Need to build a Big Data app but can't be bothered to learn Python or Scala? Good news: .NET for Apache Spark is here
Stay safe and warm in your C# cocoon
Good news landed today for data dabblers with a taste for .NET - Version 1.0 of .NET for Apache Spark has been released into the wild.
The release was a few years in the making, with a team pulled from Azure Data engineering, the previous Mobius project, and .NET toiling away on the open-source platform. The activity was driven by demand from the .NET community for a way to build big data applications without having to learn Scala or Python (although we'd contend the latter at least would be worth picking up if Stack Overflow's surveys are anything to go by).
The project, operated under the .NET Foundation, first went public last year at Microsoft Build 2019 and the Databricks Spark+AI Summit 2019. Twelve pre-release editions later and here we are.
Version 1.0 includes the ability to write Apache Spark applications using .NET user-defined functions (UDF) and .NET apps targeting .NET Standard 2.0 (.NET Core 3.1 or later is recommended). There is also support for Apache Spark 2.4/3.0 DataFrame APIs (including the ability to write Spark SQL) and an API extension framework to add support for additional Spark libraries.
Back in 2019 (at the time of the first preview) a doubling of performance on the TPC-H benchmark over Python was claimed for some operations. Microsoft said today little has changed in version 1.0 and users can expect things to be at least as fast as PySpark programs for apps that use UDFs.

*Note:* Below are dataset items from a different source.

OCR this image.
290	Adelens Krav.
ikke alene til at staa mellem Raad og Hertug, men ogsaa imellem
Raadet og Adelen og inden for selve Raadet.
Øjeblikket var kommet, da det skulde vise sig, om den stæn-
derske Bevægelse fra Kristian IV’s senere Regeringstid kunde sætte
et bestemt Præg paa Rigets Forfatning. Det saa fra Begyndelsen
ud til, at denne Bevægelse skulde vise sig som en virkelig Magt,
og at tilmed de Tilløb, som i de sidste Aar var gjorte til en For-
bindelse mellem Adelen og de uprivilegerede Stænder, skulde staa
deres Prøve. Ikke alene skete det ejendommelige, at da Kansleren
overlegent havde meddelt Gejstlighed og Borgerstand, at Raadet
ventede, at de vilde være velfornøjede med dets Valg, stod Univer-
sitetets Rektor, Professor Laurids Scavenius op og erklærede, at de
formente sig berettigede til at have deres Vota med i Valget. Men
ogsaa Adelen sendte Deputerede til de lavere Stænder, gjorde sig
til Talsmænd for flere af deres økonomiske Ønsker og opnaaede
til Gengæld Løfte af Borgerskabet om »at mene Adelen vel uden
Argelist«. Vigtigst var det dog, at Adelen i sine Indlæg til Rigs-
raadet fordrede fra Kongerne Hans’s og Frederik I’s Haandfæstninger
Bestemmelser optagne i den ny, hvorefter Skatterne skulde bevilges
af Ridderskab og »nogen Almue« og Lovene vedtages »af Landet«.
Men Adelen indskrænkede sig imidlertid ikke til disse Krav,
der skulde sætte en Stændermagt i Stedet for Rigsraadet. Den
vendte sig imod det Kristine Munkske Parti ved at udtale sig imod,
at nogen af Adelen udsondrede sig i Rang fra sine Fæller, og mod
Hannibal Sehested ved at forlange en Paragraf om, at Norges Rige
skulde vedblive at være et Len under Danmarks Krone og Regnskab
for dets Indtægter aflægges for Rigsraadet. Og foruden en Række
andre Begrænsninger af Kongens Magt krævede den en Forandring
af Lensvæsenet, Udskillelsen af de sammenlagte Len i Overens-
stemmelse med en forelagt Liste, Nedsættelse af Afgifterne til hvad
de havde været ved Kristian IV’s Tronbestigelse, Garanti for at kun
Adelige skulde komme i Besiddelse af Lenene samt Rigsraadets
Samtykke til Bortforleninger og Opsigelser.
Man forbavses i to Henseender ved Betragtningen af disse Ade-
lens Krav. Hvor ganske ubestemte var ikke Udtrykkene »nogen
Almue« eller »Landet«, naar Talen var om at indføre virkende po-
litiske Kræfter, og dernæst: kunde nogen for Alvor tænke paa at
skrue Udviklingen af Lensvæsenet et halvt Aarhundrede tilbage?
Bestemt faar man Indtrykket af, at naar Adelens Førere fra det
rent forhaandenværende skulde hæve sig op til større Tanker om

"Often faster," noted the team modestly.
Going forward, getting the likes of Language Integrated Query (LINQ) working is important for C# programmers, particularly as it faces increasing competition from languages such as Python. Adding some extra deployment options is also a priority, as is integration with DevOps pipelines.
The project is built into Azure Synapse and Azure HDInsight, and version 1.0 will creep into the next major release. It can also be used in AWS EMR Spark and, as seems to be increasingly the norm for Microsoft nowadays, straddles Windows, macOS, and Linux if on-premises deployments are your thing. ®